Documentation for JASPAR motifs are available here
- Jaspar.txt : JASPAR CORE motifs only
- Jasparfix.txt : JASPAR motifs including uniprot and other collections
Why does jasparfix only contain 1316 motifs
The original set of 1331 motifs included 15 lower quality motifs generated by us which we have chosen not to include due to lower quality compared to JASPAR.
Which base is the 'coordinate' in the output
PIQ uses the leftmost base (closest to zero) of the motif in its output.
Call file includes entries with purity < 0.7
In the current version (v1.2) the caller outputs at least 50 binding sites for each TF regardless of purity. If this behavior is unwanted, the beta branch does not do this.
In addition, purity is not strictly monotone with score, so there will be some sites with purity < 0.7, as the caller finds the score cutoff which allows for the largest number of sites with purity > 0.7
Will this work with FAIRE / ATAC-seq?
We've observed ATAC-seq data of the same coverage seems to perform similarly to DNase-seq. Some users at the NIH have reported success with FAIRE-seq but only for factors with large effects on chromatin, such as CTCF or NSRF.

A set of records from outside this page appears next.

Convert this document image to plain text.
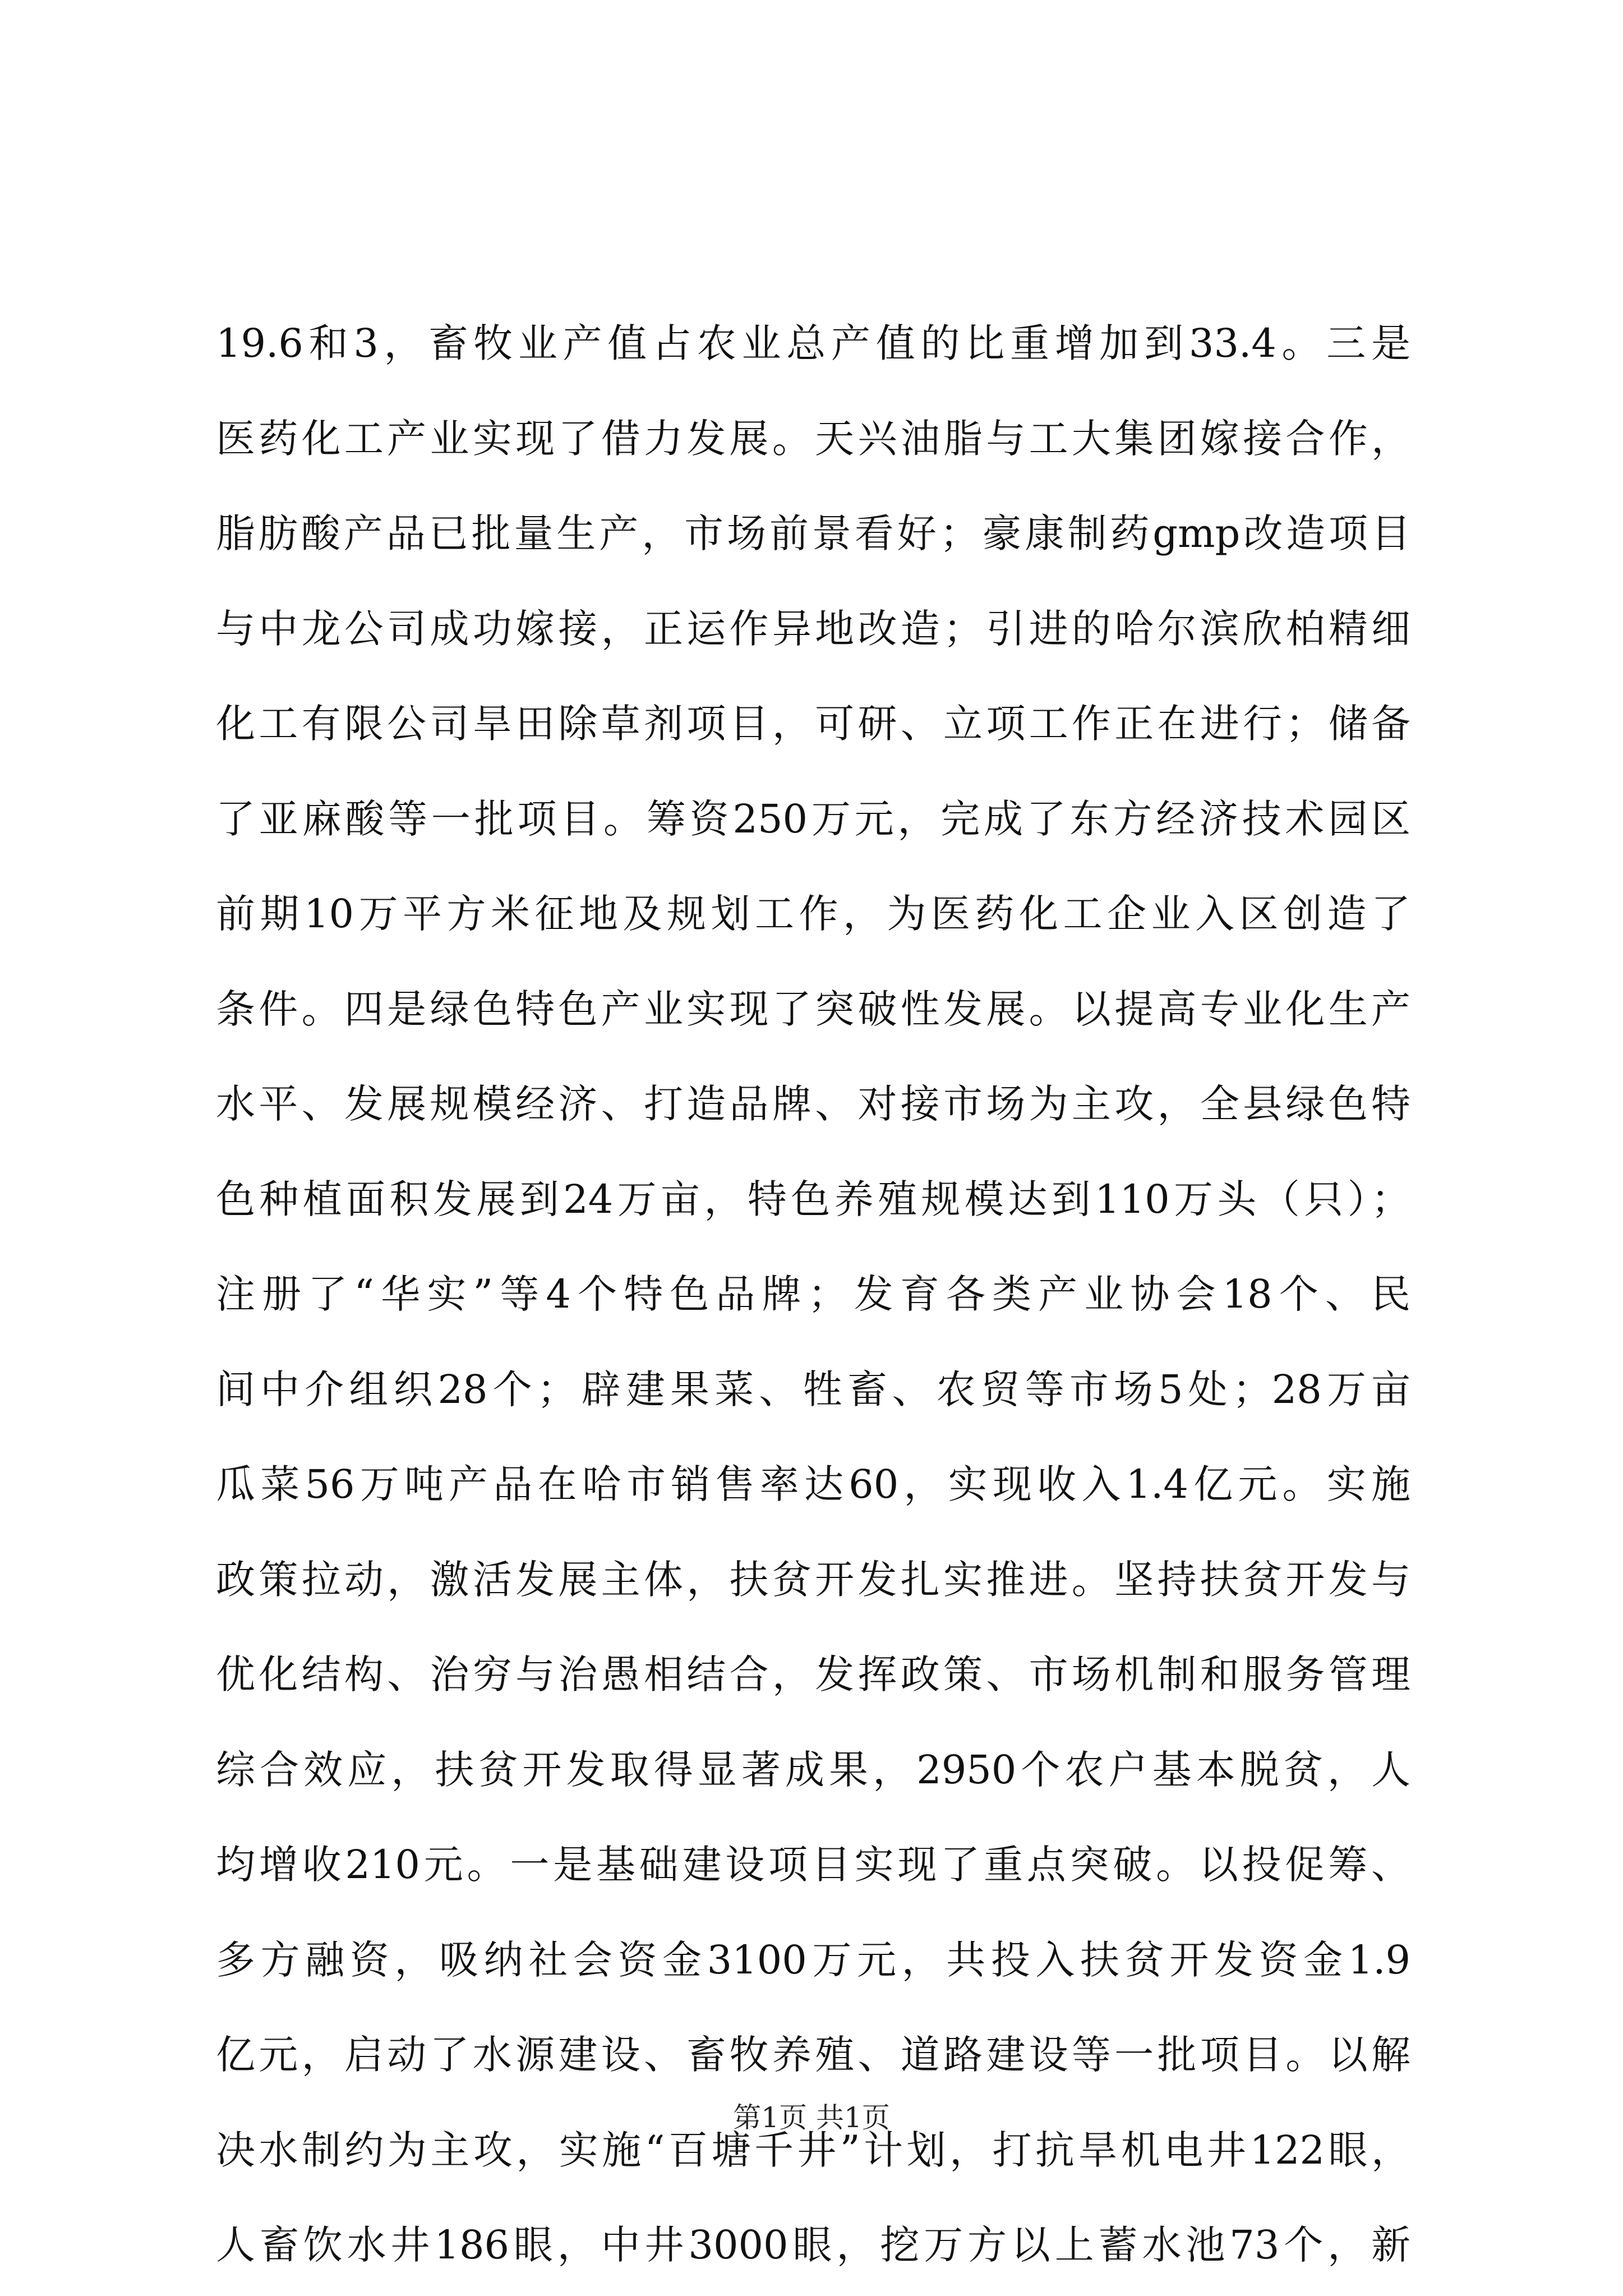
19.6和3，畜牧业产值占农业总产值的比重增加到33.4。三是
医药化工产业实现了借力发展。天兴油脂与工大集团嫁接合作，
脂肪酸产品已批量生产，市场前景看好；豪康制药gmp改造项目
与中龙公司成功嫁接，正运作异地改造；引进的哈尔滨欣柏精细
化工有限公司旱田除草剂项目，可研、立项工作正在进行；储备
了亚麻酸等一批项目。筹资250万元，完成了东方经济技术园区
前期10万平方米征地及规划工作，为医药化工企业入区创造了
条件。四是绿色特色产业实现了突破性发展。以提高专业化生产
水平、发展规模经济、打造品牌、对接市场为主攻，全县绿色特
色种植面积发展到24万亩，特色养殖规模达到110万头（只）；
注册了“华实”等4个特色品牌；发育各类产业协会18个、民
间中介组织28个；辟建果菜、牲畜、农贸等市场5处；28万亩
瓜菜56万吨产品在哈市销售率达60，实现收入1.4亿元。实施
政策拉动，激活发展主体，扶贫开发扎实推进。坚持扶贫开发与
优化结构、治穷与治愚相结合，发挥政策、市场机制和服务管理
综合效应，扶贫开发取得显著成果，2950个农户基本脱贫，人
均增收210元。一是基础建设项目实现了重点突破。以投促筹、
多方融资，吸纳社会资金3100万元，共投入扶贫开发资金1.9
亿元，启动了水源建设、畜牧养殖、道路建设等一批项目。以解
决水制约为主攻，实施“百塘千井”计划，打抗旱机电井122眼，
人畜饮水井186眼，中井3000眼，挖万方以上蓄水池73个，新
第1页 共1页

Note: We don't do the 4/5 bp offsetting of the atac-seq data. This does not matter if your goal is just motif bound/unbound calls, since we will just learn a TF binding footprint that is shifted by 4/5 bp depending on strand. If you are looking at the diag.pdf output of PIQ and interpreting the positioning of the footprint relative to motif start, then each strand will have to be shifted by the appropriate amount.
What about paried-end data?
Using the function pairedbam2rdata.r allows for paired-end aware PIQ.